3 of 424 comments (clear)

  1. Re:Memory usage by wizardforce · · Score: 5, Interesting

    since we aren't even close to having boxes with more memory than we actively use
    640k should be enough for anyone. you do realize that the fact that computer manufacturers are happy bundling over 2 gigs of RAM in a default install so it runs Vista all prettily gives the linux users of us a fantastic advantage when we don't use anywhere near that on a regular basis. there are already linux distros that are small enough as to be sitting entirely in RAM, some even small enough to run on the L2+3 cache if you like. being able to do things like this is going to be a major advantage.
    --
    Sigs are too short to say anything truly profound so read the above post instead.
  2. Re:You only need 16GB of RAM for this to be useful by Anonymous Coward · · Score: 5, Interesting

    Did I hear a summer of code application?

  3. Speed vs tmpfs? by SanityInAnarchy · · Score: 5, Interesting

    How it seems to work:

    Actual "ramdisk" -- that is, like /dev/rd -- that is, appears as a block device. You can run whatever filesystem you want on it, but it's still serializing and writing out to... well, RAM, in this case. No sane way for the kernel to free space on that "disk" that's not actually used.

    How I wish it worked:

    No Linux that I know of has used an actual ramdisk in forever. Instead, we use tmpfs -- a filesystem which actually grows or shrinks to our needs, up to an optional configurable maximum size. It'll use swap if available/needed. It's basically a RAM filesystem, instead of a RAM disk.

    Even initrds are dead now -- we use initramfs. Basically, instead of the kernel booting and reading a ramdisk image directly to /dev/rd0, it instead boots and unpacks a cpio archive (like a tarball, but different/better/worse) into a tmpfs filesystem, and uses that.

    So, how I would like this to work is, use a tmpfs filesystem -- as I suspect it will be faster, and in any case simpler, than a ramdisk -- and back it to a real filesystem on-disk. The only challenge here is that it's not as deterministic -- it would be more like a cp than a dd.

    An even better (crazier) idea:

    Use a filesystem like XFS or Reiser4 -- something which delays allocation until a flush. In either case, it would take a bit of tweaking -- you want to make sure no writes, or fsyncs, block while writing to disk, so long as the power is on -- but you'll hopefully already be caching an obscene amount anyway, so reads will be fast.

    In this case, forcing everything out to disk could be as simple as "mount / -o remount,sync" -- or something similar -- forcing an immediate sync, and all future writes to be synchronous.

    Conclusion:

    Either of the two ideas I suggested should work, and could perform better than a traditional ramdisk.

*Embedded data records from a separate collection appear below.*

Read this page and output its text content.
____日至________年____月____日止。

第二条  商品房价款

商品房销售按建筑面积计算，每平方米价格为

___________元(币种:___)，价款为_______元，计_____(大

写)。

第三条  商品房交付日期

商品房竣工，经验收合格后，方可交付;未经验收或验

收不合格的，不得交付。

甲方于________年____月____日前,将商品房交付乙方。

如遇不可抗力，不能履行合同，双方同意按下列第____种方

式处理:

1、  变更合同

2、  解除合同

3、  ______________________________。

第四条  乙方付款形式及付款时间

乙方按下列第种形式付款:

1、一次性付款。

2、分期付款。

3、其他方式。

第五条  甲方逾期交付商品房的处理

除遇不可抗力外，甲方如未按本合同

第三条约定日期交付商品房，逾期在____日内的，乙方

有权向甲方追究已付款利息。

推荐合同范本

If it is, in fact, a simple disk-backed ramdisk (not ram filesystem), then it's both not as flexible (what if your app suddenly wants 50 gigs of RAM in application space?) and a bit of a hack -- probably a hack around traditional disk-backed filesystems not being able to take advantage of so much RAM by themselves.

    In fact, glancing back at TFA, it seems there are some inherent reliability concerns, too:

    If UPS power runs out while ramback still holds unflushed dirty data then things get ugly. Hopefully a fsck -f will be able to pull something useful out of the mess. (This is where you might want to be running Ext3.)

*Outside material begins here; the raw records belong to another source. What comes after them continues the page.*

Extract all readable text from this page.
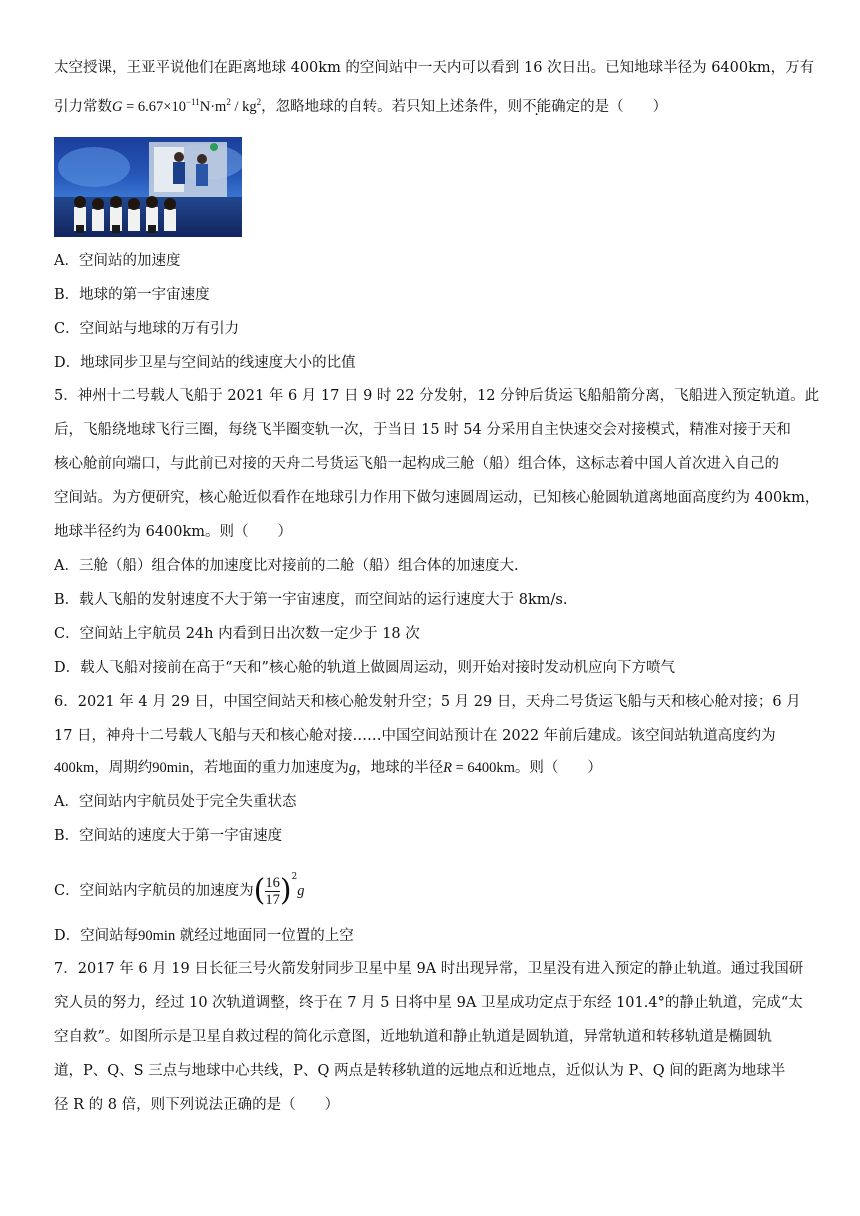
太空授课，王亚平说他们在距离地球 400km 的空间站中一天内可以看到 16 次日出。已知地球半径为 6400km，万有
引力常数$G = 6.67\times 10^{-11}N\cdot m^2 / kg^2$，忽略地球的自转。若只知上述条件，则不能确定的是（　　）
A．空间站的加速度
B．地球的第一宇宙速度
C．空间站与地球的万有引力
D．地球同步卫星与空间站的线速度大小的比值
5．神州十二号载人飞船于 2021 年 6 月 17 日 9 时 22 分发射，12 分钟后货运飞船船箭分离，飞船进入预定轨道。此
后，飞船绕地球飞行三圈，每绕飞半圈变轨一次，于当日 15 时 54 分采用自主快速交会对接模式，精准对接于天和
核心舱前向端口，与此前已对接的天舟二号货运飞船一起构成三舱（船）组合体，这标志着中国人首次进入自己的
空间站。为方便研究，核心舱近似看作在地球引力作用下做匀速圆周运动，已知核心舱圆轨道离地面高度约为 400km，
地球半径约为 6400km。则（　　）
A．三舱（船）组合体的加速度比对接前的二舱（船）组合体的加速度大.
B．载人飞船的发射速度不大于第一宇宙速度，而空间站的运行速度大于 8km/s.
C．空间站上宇航员 24h 内看到日出次数一定少于 18 次
D．载人飞船对接前在高于“天和”核心舱的轨道上做圆周运动，则开始对接时发动机应向下方喷气
6．2021 年 4 月 29 日，中国空间站天和核心舱发射升空；5 月 29 日，天舟二号货运飞船与天和核心舱对接；6 月
17 日，神舟十二号载人飞船与天和核心舱对接……中国空间站预计在 2022 年前后建成。该空间站轨道高度约为
400km，周期约90min，若地面的重力加速度为g，地球的半径R = 6400km。则（　　）
A．空间站内宇航员处于完全失重状态
B．空间站的速度大于第一宇宙速度
C．空间站内字航员的加速度为( $\frac{16}{17} )^2g$
D．空间站每90min 就经过地面同一位置的上空
7．2017 年 6 月 19 日长征三号火箭发射同步卫星中星 9A 时出现异常，卫星没有进入预定的静止轨道。通过我国研
究人员的努力，经过 10 次轨道调整，终于在 7 月 5 日将中星 9A 卫星成功定点于东经 101.4°的静止轨道，完成“太
空自救”。如图所示是卫星自救过程的简化示意图，近地轨道和静止轨道是圆轨道，异常轨道和转移轨道是椭圆轨
道，P、Q、S 三点与地球中心共线，P、Q 两点是转移轨道的远地点和近地点，近似认为 P、Q 间的距离为地球半
径 R 的 8 倍，则下列说法正确的是（　　）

    Now, true, this should never happen, but in the event it does, the inherent problem here is that the ramdisk doesn't know anything about the filesystem, and so it doesn't know in what order it should be writing stuff to disk. Ext3 journaling makes NO sense for a ramdisk when the ramdisk itself knows nothing about the journal -- the journal is just going to slow down the RAM-based operation. Compare this to a sync call to XFS -- individual files might be corrupted, but all the writes will be journaled in some way, so at least the filesystem structure will be intact.

    This gets even better with something like Reiser4's (vaporware) transaction API. If the application can define a transaction at the filesystem level, then this consistent-dump-to-disk will happen at the application level, too. Which means that while it would certainly suck to have a UPS fail, it wouldn't be much worse than the same happening to a non-ramdisk device, at least as far as consistency goes. (Some data will be lost, no way around that, but at least this way, some data will be fine.)

    --
    Don't thank God, thank a doctor!